Fraudsters will take advantage of any opportunity to steal your money, personal information, or both. Right now, they are using the uncertainty surrounding the COVID-19 pandemic to further their efforts, warns the FBI.
According to the FBI, recently, there has been an increase in business email compromise (BEC) frauds, a scam that target anyone who performs legitimate funds transfers. These BEC frauds are targeting municipalities purchasing personal protective equipment or other supplies needed in the fight against COVID-19.
The FBI notes some recent examples of BEC attempts, including:
- A financial institution received an email allegedly from the CEO of a company, who had previously scheduled a transfer, requesting that the transfer date be moved up and the recipient account be changed “due to the Coronavirus outbreak and quarantine processes and precautions.” The email address used by the fraudsters was almost identical to the CEO’s actual email address with only one letter changed.
- A bank customer was emailed by someone claiming to be one of the customer’s clients in China. The client requested that all invoice payments be changed to a different bank because their regular bank accounts were inaccessible due to “Corona Virus audits.” The victim sent several wires to the new bank account for a significant loss before discovering the fraud.
“As the workforce moves from the office to their homes, hackers are mobilizing; they know this is a golden opportunity to strike as companies struggle to contain their expanded attack surface. Organizations must be on high alert for any sort of phishing or social engineering-style attack as hackers are attempting to exploit the weakest link of any security program, the humans," says Arun Kothanath, Chief Security Strategist at Clango.
Terence Jackson, Chief Information Security Officer at Thycotic, says, "Since PPE’s are in short supply and states are in bidding wars to obtain them, this has presented an opportunity for hackers to target municipalities with emails of promises and false hopes while delivering malicious payloads. They are playing on the desperation of municipalities to obtain these life-saving items. During these difficult times, we have to be even more vigilant with investigating emails and verifying their legitimacy before making any type of online purchases, wire transfers, etc."

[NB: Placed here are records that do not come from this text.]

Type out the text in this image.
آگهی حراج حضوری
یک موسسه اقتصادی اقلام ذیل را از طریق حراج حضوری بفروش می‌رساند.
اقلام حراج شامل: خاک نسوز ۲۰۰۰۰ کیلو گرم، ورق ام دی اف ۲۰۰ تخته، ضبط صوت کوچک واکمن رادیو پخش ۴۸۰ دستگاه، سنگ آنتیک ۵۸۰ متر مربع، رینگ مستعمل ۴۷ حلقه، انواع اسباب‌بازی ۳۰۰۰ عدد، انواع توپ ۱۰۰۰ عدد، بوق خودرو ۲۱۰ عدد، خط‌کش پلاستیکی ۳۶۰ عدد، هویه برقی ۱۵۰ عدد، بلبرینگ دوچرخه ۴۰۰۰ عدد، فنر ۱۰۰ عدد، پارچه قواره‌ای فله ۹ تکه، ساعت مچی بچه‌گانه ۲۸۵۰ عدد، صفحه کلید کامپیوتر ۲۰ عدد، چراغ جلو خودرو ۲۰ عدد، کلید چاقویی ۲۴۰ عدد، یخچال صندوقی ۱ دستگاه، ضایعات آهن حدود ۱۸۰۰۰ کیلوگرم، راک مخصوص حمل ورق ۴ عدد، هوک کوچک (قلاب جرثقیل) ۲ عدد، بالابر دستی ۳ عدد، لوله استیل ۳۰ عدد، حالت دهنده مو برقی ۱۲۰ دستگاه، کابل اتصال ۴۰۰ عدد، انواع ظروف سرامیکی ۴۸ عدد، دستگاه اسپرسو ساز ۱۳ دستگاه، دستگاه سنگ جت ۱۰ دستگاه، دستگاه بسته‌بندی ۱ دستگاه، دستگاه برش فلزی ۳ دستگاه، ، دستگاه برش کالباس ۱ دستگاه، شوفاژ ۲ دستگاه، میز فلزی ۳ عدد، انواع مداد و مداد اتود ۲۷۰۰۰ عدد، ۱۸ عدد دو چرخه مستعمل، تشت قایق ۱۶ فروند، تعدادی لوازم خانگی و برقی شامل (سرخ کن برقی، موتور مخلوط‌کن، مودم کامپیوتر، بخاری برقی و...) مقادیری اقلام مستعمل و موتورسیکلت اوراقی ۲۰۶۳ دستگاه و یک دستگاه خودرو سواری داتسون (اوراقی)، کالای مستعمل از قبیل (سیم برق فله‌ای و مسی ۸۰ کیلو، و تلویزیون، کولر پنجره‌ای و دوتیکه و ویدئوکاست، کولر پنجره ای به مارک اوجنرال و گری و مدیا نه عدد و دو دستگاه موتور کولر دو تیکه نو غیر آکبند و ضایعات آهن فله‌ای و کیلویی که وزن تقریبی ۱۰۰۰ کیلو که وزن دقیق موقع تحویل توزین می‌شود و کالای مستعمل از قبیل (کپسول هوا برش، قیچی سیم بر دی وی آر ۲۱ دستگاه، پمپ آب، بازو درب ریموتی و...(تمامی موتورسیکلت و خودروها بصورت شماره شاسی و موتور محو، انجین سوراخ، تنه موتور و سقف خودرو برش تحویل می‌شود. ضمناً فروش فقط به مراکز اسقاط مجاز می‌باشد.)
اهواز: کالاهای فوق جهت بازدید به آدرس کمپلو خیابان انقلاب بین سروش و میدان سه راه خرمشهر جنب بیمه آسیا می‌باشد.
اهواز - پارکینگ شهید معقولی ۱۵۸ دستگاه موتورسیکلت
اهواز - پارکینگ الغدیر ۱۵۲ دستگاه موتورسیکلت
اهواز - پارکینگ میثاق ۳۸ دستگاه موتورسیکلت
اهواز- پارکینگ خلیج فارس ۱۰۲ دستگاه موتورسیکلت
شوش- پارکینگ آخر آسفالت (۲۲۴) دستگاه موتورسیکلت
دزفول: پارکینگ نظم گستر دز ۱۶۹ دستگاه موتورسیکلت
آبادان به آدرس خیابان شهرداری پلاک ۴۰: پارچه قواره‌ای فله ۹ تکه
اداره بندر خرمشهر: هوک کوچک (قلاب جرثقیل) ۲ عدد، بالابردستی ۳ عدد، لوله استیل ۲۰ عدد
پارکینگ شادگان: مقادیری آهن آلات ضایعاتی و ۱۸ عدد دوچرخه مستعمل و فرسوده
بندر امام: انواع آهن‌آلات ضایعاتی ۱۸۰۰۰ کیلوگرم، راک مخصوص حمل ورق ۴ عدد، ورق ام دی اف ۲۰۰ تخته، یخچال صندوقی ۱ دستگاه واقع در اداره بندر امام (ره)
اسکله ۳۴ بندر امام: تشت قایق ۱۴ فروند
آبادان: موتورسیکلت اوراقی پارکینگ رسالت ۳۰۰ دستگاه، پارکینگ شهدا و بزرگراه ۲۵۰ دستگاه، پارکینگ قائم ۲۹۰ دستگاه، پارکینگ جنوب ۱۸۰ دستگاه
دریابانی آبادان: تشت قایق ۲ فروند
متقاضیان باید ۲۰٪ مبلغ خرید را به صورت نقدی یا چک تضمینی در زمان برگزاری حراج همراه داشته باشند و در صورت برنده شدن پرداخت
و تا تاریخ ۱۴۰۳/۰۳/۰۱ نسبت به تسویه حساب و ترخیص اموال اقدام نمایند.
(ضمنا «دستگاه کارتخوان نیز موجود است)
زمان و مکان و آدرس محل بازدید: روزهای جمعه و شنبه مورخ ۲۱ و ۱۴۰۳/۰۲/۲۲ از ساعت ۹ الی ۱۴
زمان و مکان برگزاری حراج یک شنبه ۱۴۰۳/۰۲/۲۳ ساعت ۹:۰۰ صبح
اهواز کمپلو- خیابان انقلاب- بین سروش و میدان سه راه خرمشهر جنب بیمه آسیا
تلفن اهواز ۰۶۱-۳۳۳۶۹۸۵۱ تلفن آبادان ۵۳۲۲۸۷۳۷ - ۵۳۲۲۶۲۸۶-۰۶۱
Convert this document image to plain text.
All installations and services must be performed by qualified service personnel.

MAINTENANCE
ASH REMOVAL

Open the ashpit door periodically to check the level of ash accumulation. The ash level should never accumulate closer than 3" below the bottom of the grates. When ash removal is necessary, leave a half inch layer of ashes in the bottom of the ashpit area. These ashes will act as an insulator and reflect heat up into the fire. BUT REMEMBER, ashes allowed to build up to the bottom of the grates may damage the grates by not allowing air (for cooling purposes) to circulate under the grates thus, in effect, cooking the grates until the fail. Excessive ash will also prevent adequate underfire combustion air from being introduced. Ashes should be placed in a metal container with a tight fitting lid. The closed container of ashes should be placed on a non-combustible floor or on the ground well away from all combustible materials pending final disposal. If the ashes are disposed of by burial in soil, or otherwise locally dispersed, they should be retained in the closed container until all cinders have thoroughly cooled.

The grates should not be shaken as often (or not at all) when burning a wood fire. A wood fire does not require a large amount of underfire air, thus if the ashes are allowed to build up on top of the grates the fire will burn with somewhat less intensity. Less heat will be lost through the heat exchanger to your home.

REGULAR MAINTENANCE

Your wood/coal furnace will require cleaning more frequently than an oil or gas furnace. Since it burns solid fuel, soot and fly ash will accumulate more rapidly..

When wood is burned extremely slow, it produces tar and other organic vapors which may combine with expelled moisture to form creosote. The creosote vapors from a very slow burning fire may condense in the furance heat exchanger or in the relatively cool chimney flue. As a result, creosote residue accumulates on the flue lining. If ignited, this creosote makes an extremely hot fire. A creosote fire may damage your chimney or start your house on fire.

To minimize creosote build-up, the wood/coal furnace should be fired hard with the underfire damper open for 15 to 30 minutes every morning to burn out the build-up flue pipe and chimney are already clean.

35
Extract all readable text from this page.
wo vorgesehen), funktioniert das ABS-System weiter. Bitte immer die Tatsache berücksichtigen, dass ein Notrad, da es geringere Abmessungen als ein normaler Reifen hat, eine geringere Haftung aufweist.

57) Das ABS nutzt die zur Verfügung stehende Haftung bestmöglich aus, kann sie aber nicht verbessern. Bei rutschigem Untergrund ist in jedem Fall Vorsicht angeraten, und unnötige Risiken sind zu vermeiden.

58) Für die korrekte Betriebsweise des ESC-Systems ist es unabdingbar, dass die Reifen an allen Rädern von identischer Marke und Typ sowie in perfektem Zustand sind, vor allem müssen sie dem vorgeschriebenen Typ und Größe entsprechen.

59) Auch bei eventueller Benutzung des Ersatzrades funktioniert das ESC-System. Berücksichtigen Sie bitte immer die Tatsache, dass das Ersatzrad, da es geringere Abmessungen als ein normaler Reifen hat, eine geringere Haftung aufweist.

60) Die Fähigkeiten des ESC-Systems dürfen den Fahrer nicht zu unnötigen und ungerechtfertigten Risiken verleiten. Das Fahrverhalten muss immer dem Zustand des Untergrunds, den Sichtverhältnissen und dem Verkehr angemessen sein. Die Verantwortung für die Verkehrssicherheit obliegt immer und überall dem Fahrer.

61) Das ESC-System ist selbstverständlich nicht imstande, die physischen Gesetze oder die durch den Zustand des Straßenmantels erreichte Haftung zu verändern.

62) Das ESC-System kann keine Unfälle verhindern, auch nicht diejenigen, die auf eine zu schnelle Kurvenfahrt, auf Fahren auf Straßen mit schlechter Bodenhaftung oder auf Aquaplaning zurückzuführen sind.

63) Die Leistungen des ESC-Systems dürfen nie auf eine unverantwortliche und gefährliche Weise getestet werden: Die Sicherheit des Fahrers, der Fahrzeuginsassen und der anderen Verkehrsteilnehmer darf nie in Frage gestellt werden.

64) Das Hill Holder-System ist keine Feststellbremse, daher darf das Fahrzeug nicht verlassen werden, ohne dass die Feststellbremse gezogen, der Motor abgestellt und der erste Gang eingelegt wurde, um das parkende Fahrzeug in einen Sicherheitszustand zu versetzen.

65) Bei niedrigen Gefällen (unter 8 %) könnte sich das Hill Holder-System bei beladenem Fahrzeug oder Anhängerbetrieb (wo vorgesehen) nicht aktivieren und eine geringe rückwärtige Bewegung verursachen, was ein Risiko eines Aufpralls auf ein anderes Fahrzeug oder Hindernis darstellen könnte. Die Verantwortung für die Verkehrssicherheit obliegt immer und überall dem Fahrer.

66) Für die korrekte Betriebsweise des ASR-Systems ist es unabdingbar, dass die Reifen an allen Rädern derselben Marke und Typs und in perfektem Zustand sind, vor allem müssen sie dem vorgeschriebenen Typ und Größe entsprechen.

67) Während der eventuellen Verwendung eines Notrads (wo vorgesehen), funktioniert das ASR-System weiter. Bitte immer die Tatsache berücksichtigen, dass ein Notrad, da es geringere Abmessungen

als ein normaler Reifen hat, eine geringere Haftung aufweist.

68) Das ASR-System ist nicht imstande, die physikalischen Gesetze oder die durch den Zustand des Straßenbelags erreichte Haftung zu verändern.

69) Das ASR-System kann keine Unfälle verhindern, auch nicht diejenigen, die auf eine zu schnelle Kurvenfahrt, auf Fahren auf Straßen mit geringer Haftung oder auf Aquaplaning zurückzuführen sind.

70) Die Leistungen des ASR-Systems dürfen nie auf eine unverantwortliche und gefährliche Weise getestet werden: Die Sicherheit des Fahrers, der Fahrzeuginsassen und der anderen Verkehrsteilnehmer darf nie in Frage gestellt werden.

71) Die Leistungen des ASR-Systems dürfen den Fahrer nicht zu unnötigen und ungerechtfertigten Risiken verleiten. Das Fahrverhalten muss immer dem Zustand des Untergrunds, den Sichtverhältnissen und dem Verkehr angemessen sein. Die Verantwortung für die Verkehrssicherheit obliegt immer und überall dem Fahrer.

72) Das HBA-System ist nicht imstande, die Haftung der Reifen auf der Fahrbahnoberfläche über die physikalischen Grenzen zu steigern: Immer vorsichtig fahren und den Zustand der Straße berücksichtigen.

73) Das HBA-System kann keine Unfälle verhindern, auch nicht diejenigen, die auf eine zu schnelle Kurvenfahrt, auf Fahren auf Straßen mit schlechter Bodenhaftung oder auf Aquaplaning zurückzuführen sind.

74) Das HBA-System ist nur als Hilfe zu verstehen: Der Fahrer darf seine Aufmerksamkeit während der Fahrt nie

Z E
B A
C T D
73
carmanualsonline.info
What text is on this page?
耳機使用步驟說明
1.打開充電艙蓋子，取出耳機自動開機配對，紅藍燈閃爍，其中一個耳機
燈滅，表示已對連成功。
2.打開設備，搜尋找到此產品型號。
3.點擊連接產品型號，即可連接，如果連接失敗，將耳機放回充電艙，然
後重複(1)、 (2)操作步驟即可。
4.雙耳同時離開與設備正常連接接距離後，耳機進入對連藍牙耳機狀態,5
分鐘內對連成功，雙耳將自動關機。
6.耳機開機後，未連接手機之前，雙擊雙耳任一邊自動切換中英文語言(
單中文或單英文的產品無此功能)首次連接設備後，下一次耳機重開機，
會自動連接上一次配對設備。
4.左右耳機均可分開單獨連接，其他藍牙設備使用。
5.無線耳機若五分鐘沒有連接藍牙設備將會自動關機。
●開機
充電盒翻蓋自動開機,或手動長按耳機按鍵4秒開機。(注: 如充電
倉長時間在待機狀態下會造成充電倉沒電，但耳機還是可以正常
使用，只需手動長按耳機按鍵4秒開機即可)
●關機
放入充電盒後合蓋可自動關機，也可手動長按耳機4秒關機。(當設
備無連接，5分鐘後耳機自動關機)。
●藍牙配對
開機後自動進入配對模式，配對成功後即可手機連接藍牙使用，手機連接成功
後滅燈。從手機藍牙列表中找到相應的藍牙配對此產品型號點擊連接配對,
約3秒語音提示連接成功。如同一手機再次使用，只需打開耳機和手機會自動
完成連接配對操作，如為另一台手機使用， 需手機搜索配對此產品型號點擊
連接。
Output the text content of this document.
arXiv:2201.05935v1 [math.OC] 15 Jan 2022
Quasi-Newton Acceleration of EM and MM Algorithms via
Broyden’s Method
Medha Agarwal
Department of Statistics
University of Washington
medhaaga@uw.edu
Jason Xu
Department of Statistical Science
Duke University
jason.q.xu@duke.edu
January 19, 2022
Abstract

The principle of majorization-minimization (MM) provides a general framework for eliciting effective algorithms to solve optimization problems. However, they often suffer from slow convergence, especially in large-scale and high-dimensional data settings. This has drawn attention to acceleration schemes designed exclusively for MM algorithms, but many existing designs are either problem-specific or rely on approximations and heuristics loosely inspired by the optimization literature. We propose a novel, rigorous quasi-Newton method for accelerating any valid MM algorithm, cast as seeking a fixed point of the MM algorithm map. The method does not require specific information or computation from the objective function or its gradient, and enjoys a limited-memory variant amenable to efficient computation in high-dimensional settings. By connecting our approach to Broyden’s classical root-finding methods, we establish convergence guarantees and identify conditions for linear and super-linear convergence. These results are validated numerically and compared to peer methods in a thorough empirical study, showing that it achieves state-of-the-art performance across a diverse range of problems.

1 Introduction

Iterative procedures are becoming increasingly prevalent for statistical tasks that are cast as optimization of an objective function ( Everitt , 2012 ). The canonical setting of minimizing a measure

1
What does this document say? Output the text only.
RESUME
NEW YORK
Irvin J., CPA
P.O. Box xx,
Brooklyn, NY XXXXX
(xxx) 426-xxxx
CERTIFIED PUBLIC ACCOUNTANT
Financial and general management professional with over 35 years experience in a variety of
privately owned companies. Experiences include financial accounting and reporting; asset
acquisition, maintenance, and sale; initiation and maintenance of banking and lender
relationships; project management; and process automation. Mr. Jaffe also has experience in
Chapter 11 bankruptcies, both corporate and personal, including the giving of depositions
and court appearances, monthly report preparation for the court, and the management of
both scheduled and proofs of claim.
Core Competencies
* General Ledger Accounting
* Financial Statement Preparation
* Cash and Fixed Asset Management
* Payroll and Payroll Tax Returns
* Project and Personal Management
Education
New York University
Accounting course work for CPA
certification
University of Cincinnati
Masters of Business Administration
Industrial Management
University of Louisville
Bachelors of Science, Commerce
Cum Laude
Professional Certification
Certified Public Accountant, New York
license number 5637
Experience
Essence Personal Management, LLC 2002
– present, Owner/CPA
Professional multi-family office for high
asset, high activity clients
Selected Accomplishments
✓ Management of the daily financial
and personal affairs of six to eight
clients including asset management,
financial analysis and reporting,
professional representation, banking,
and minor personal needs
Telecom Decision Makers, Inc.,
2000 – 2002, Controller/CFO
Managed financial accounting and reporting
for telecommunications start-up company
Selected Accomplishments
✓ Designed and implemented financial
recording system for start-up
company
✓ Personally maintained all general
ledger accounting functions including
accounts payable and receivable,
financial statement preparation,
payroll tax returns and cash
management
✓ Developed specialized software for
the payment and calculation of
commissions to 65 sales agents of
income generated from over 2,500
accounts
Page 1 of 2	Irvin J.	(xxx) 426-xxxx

"One way for organizations to prevent their employees from falling victim to these scams is to ensure that they cannot execute the attackers’ requests," says Kothanath. "Roles and policies govern an identity’s privileges and entitlements throughout an organization. If the roles and policies in place are driven by best practices, rules will exist to prevent identities from acquiring toxic combinations of privileges – such as a low-level accountant being able to modify a payment’s transfer date and recipient and then immediately distributing the payment."
"Humans are the weakest link in any security program," adds Kothanath, "but organizations can protect themselves by implementing an identity management program with roles and policies driven by best practices.”
Mark Chaplin, Principal at the Information Security Forum, notes that “BEC attacks and similar threat scenarios need to be clearly understood before protective measures are implemented. This will ensure protection reflects the nature and scale of the risk to the organization and is balanced, comprehensive and effective."
Moving forward, Chaplin recommends that organizations move away from blaming the individual as the cause of the problem and "adopt an approach that is more focused on protecting employees from BEC-related emails and making them part of the solution. Additionally, quantify the effectiveness of each security measure deployed to protect against BEC-related attacks and use this information to inform broader risk management activities and decisions."
"Finally, provide balanced protection, combining technical security controls with the establishment of a security-positive culture. Empower employees to complement protection against BEC and similar attacks," Chaplin says.
In addition, to protect yourself from this fraud, the FBI advises to be on the lookout for the following red flags:
- Unexplained urgency
- Last minute changes in wire instructions or recipient account information
- Last minute changes in established communication platforms or email account addresses
- Communications only in email and refusal to communicate via telephone or online voice or video platforms
- Requests for advanced payment of services when not previously required
- Requests from employees to change direct deposit information
The FBI also recommends the following tips to help protect yourself and assets:
- Be skeptical of last minute changes in wiring instructions or recipient account information.
- Verify any changes and Information via the contact on file—do not contact the vendor through the number provided in the email.
- Ensure the URL in emails is associated with the business it claims to be from.
- Be alert to hyperlinks that may contain misspellings of the actual domain name.
- Verify the email address used to send emails, especially when using a mobile or handheld device, by ensuring the sender’s email address appears to match who it is coming from.